As a clinical trials research program coordinator in the vitreoretinal service at Wilmer Eye Institute, Johns Hopkins Medicine, Dagmar Wehling often sees patients come to the clinic with their guide dogs to help them navigate.
Watching these dogs in action over the years — she joined the Wilmer Eye Institute in 2017 — Wehling has been in awe of how they do their job. It inspired her to someday want to train a guide dog of her own. During the COVID-19 pandemic, that hope became a reality.
Wehling takes part in the Foundation Fighting Blindness’ VisionWalk in Baltimore. She participates with a team based at Johns Hopkins, and it has become an annual tradition for her. When she took part in 2019, she met representatives from Guiding Eyes for the Blind, who were there with puppies training to become guide dogs. She got a business card for a contact there.
Established in 1954, Guiding Eyes for the Blind, which is based in Yorktown Heights, New York, provides guide dogs to people with vision loss. The nonprofit has trained nearly 10,000 dogs along the Eastern Seaboard and as far west as Colorado.
After her family’s dog, a black Laborador mix named Oscar, died in 2019, Wehling remembered the business card that was still on her refrigerator door. Not ready to commit to another family pet just yet, she felt that training a puppy could fill the void left by Oscar’s passing. “We thought it was the perfect time to look into becoming puppy raisers,” she says. A few months later, in March 2020, Gino, a 10-week-old black Labrador retriever from Guiding Eyes, arrived at the Wehlings’ home.
Puppy raisers provide a safe and loving home for dogs as young as 8 weeks old while teaching them basic obedience, house manners and how to socialize in different environments. The nonprofit group provides support, including regular required training classes for those who wish to train guide dogs. At about the time a dog turns 18 months old, it returns to Guiding Eyes, and if it is suited for a guide dog career, it receives six to 12 more months of training. The dog then may be paired with a handler based on pace, pull, personality and other factors.

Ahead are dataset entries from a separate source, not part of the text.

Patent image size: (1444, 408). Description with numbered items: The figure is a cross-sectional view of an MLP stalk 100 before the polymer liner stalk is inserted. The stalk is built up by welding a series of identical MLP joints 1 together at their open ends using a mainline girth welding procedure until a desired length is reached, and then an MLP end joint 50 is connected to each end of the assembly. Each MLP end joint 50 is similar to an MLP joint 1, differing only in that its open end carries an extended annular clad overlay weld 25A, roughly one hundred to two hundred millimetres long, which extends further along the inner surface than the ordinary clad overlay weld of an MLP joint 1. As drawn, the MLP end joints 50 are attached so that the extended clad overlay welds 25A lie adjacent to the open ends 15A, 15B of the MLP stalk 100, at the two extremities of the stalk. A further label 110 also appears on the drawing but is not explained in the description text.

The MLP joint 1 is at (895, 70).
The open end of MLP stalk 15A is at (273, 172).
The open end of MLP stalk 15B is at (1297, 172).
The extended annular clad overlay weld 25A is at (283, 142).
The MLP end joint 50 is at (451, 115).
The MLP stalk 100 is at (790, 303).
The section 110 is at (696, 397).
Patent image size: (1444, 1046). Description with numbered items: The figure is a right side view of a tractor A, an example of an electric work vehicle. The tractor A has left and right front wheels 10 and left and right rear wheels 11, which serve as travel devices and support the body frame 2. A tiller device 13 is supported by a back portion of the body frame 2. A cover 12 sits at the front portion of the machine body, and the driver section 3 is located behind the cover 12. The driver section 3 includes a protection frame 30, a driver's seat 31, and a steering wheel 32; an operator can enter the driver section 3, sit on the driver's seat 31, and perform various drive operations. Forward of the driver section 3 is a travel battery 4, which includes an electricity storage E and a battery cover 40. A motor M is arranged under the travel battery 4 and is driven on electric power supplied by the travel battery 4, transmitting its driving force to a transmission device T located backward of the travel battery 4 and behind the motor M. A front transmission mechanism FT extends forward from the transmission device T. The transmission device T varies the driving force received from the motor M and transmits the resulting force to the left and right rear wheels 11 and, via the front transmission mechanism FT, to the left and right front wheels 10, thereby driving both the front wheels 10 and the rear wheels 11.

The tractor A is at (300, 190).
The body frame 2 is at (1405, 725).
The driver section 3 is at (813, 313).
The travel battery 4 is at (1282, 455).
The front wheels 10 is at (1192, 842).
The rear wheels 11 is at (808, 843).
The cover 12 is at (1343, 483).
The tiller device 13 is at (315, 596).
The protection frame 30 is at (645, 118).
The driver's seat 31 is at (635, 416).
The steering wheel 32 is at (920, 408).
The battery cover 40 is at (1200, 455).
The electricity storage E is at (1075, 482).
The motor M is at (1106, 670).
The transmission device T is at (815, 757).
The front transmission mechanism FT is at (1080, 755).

The Wehlings — Dagmar, her husband and their two teenage children — spent nearly two years training Gino so he could potentially provide greater independence for people who are blind or visually impaired. This included acclimating Gino to the sounds of Baltimore City to make sure he doesn’t react to sirens and traffic noise, as well as taking him to a restaurant so he could learn to sit quietly under a chair.
The Wehlings had Gino until January, when he returned to Guiding Eyes to receive his professional training. “I think my favorite part was to see Gino grow into the dog he is now, from making mistakes in the beginning and then just learning and being happy to learn,” she says. “I think that’s the best experience.”